Each year, Microsoft’s Work Trend Index provides a data-driven analysis of our rapidly changing world. Combining insights from studies of thousands of people, trillions of productivity signals in Microsoft 365 and labor trends on LinkedIn, the Index has become a benchmark for organizations looking to thrive in an era of uncertainty.

Results from the 2022 Index confirm we are not the same people that went home to work in early 2020. The past two years have fundamentally changed how people, businesses and even governments view the role of work in our lives. In fact, just recently the UAE became the first country in the world to introduce a four-and-a-half-day workweek.

We have reached significant new milestones in working history and many people have taken the opportunity to reevaluate what’s important to them and what’s not. What employees want from work and what they are willing to give in return has changed. According to the 2022 Work Trend Index, this new phenomenon is called the “worth it equation”. And people who feel their employers are not balancing this equation are voting with their feet.

Employees are acting on newfound priorities and achieving a better-work life balance is one of their key considerations.
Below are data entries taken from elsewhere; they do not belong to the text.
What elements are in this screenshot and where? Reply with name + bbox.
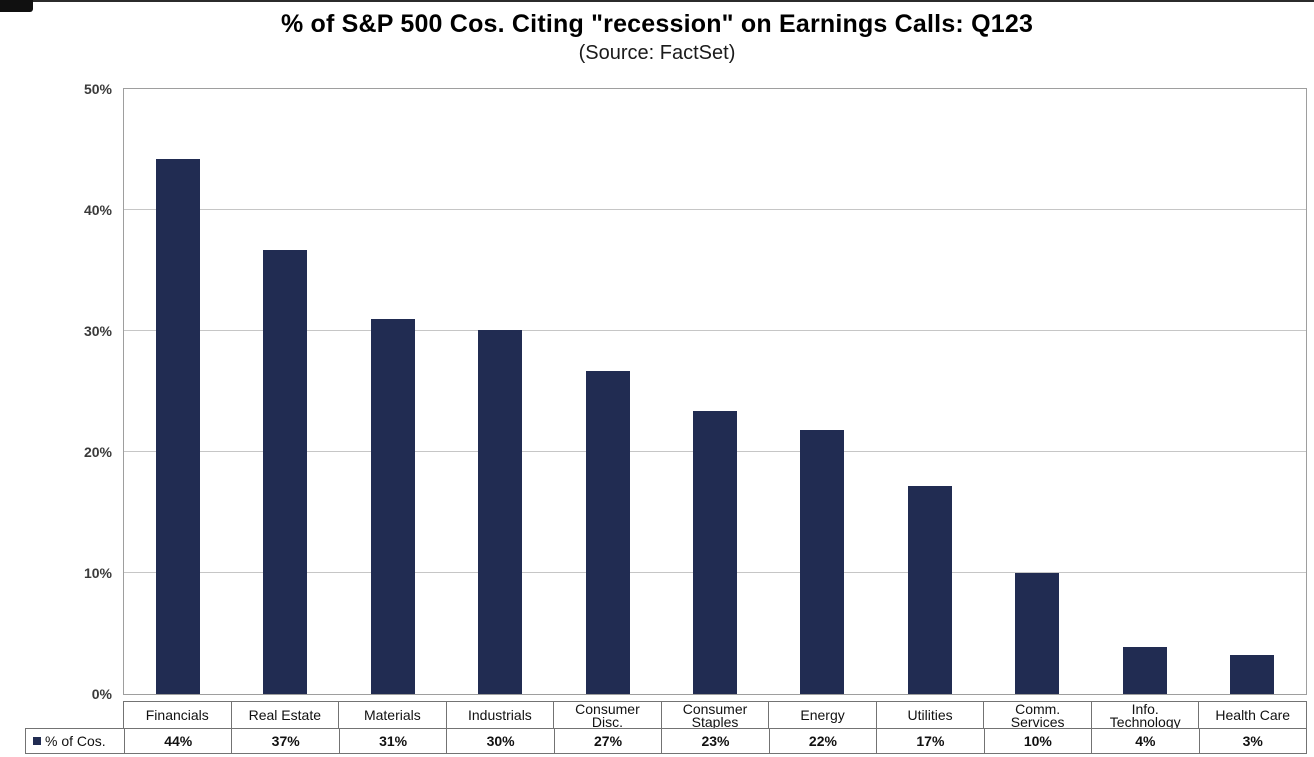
value-cell: 37% bbox=[231, 729, 338, 753]
data-table-value-row: % of Cos. 44% 37% 31% 30% 27% 23% 22% 17% 10% 4% 3… bbox=[25, 728, 1307, 754]
bar-consumer-staples bbox=[693, 410, 737, 694]
gridline bbox=[124, 209, 1306, 210]
category-cell: Industrials bbox=[445, 702, 554, 729]
screen-top-edge-artifact bbox=[0, 0, 1314, 2]
value-cell: 23% bbox=[661, 729, 768, 753]
category-cell: Info. Technology bbox=[1090, 702, 1199, 729]
chart-subtitle: (Source: FactSet) bbox=[578, 42, 736, 64]
value-cell: 4% bbox=[1091, 729, 1198, 753]
bar-health-care bbox=[1230, 655, 1275, 694]
value-cell: 31% bbox=[338, 729, 446, 753]
value-cell: 22% bbox=[768, 729, 876, 753]
y-axis: 0% 10% 20% 30% 40% 50% bbox=[0, 81, 112, 702]
bar-utilities bbox=[907, 485, 952, 694]
plot-area bbox=[123, 88, 1307, 695]
chart-title: % of S&P 500 Cos. Citing "recession" on … bbox=[280, 10, 1034, 38]
value-cell: 44% bbox=[124, 729, 231, 753]
y-tick-label: 40% bbox=[83, 202, 112, 218]
bar-comm-services bbox=[1015, 573, 1060, 694]
bar-info-technology bbox=[1122, 646, 1167, 694]
bar-real-estate bbox=[263, 249, 308, 694]
category-cell: Materials bbox=[338, 702, 446, 729]
series-legend-marker-icon bbox=[33, 737, 41, 745]
category-label-row: Financials Real Estate Materials Industrial… bbox=[123, 701, 1307, 729]
category-cell: Comm. Services bbox=[983, 702, 1091, 729]
category-cell: Health Care bbox=[1198, 702, 1306, 729]
value-cell: 27% bbox=[553, 729, 661, 753]
category-cell: Financials bbox=[145, 707, 209, 723]
value-cell: 3% bbox=[1198, 729, 1306, 753]
bar-consumer-disc- bbox=[585, 370, 630, 694]
series-legend-label: % of Cos. bbox=[45, 733, 106, 749]
category-cell: Consumer Staples bbox=[660, 702, 769, 729]
bar-materials bbox=[370, 318, 415, 694]
y-tick-label: 50% bbox=[83, 81, 112, 97]
category-cell: Utilities bbox=[875, 702, 984, 729]
top-left-corner-artifact bbox=[0, 0, 33, 12]
legend-cell: % of Cos. bbox=[26, 729, 124, 753]
value-cell: 10% bbox=[983, 729, 1091, 753]
category-cell: Consumer Disc. bbox=[553, 702, 661, 729]
category-cell: Real Estate bbox=[230, 702, 339, 729]
y-tick-label: 20% bbox=[83, 444, 112, 460]
bar-energy bbox=[800, 430, 845, 694]
bar-financials bbox=[155, 159, 200, 694]
value-cell: 30% bbox=[446, 729, 553, 753]
y-tick-label: 10% bbox=[83, 565, 112, 581]
category-cell: Energy bbox=[768, 702, 876, 729]
bar-industrials bbox=[478, 329, 523, 694]
y-tick-label: 0% bbox=[91, 686, 112, 702]
y-tick-label: 30% bbox=[83, 323, 112, 339]
gridline bbox=[124, 330, 1306, 331]
value-cell: 17% bbox=[876, 729, 983, 753]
In fact, it’s estimated more than half of professionals across the region are prioritizing a new job in 2022. People in MEA are among the most unhappy in the world, with employees indicating they are very stressed on a daily basis, and on evaluating their current lives, most feel they aren’t thriving.
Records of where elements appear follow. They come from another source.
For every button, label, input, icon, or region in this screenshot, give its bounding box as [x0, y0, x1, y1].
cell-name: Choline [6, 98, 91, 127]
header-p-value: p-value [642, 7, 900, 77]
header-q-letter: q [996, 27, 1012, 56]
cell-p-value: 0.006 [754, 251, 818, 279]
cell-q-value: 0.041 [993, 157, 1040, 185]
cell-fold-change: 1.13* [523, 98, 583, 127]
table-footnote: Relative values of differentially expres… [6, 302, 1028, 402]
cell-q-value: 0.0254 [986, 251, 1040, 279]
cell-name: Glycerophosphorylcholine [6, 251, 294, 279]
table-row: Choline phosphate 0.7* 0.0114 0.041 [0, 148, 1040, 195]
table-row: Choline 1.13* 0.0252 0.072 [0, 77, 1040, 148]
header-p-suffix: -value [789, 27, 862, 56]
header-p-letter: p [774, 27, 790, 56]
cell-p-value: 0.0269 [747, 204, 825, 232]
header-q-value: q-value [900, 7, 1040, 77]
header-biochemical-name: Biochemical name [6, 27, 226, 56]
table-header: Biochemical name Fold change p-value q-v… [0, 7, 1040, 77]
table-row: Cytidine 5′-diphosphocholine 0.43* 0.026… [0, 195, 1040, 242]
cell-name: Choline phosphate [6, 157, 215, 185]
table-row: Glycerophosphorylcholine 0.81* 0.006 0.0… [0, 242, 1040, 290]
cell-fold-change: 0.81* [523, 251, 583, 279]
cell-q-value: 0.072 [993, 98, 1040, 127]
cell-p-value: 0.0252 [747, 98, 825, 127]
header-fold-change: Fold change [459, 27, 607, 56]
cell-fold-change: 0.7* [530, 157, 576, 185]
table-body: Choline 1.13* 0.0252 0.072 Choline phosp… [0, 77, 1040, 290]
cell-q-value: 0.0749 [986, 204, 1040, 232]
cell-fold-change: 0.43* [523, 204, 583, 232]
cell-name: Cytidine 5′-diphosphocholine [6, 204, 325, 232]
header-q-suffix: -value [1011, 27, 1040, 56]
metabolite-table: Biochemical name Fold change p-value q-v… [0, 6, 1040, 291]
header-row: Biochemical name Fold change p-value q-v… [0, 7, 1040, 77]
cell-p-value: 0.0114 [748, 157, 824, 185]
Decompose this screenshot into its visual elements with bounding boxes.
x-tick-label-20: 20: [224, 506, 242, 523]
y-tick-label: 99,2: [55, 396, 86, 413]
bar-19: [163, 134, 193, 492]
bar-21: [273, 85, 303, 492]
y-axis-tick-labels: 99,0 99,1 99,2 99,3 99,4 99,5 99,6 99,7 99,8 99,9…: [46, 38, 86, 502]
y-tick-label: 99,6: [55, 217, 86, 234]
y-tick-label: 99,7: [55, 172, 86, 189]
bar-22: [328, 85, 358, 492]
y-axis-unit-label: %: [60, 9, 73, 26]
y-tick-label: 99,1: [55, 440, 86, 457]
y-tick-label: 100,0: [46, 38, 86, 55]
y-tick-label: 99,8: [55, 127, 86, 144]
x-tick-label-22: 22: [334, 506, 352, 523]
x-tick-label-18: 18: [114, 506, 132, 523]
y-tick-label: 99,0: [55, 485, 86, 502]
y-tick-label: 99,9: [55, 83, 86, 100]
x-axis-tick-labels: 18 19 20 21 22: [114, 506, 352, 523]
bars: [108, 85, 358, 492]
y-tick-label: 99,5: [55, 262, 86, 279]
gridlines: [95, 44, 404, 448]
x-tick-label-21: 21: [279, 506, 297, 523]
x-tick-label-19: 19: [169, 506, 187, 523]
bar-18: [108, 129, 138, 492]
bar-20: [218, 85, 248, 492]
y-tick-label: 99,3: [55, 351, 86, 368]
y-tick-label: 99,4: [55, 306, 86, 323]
As a result, new personal resolutions are emerging in the region’s workforce. Second only to saving money, employees are looking to exercise more, follow healthy diets and spend more time with friends and family. Some people also want to start taking more vacations.
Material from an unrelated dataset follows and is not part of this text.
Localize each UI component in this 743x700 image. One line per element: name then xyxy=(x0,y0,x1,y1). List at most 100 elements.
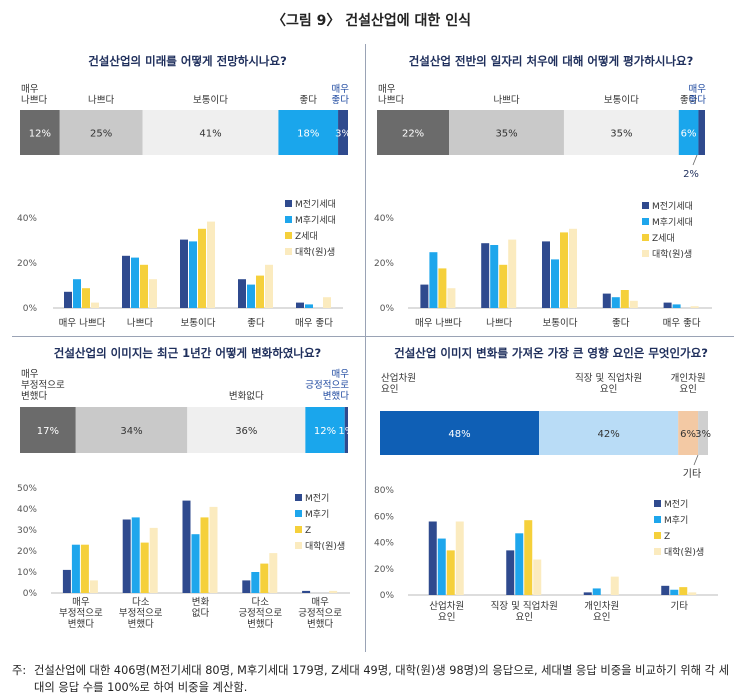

In short, employees are increasingly going to prioritize their health and well-being over work. A rising number of people are actively looking for hybrid work and flexible schedules. Already some employees who have been told to return to the office full-time have quit. One of the biggest reasons for this is that people are tired of the unnecessary commute. Findings show employees are happier to stay home and spend more time with their families.

For employers in MEA meeting these new employee expectations will require a significant mindset shift. The challenge ahead for every organization is to adapt to changing employee priorities while still balancing business outcomes in an unpredictable economy.

Views of productivity are changing and no longer tied to e-mails sent or hours worked. In fact, according to the Work Trend Index, most employees feel it’s important for employers to reward impact over hours worked. Shifting focus from activities to impact is key to offering employees true flexibility.

To help businesses create a new, flexible operating model—spanning people, places, and processes—Microsoft has created a Hybrid Workplace Flexibility Guide. In it, leaders will find sample team agreements, templates, and tools for hybrid work. There are also detailed plans that encompass everything from strategies to keep employees healthy, to exact roadmaps for how to divide people’s time between a physical or remote workplace.

The Great Reshuffle is far from over. Employees everywhere have a new “worth it equation” and will actively seek out new employment if their current employer can’t meet their expectations. The best leaders will create a culture that embraces flexibility and prioritizes employee wellbeing—understanding that this is a competitive advantage to build a thriving organization and drive long-term growth.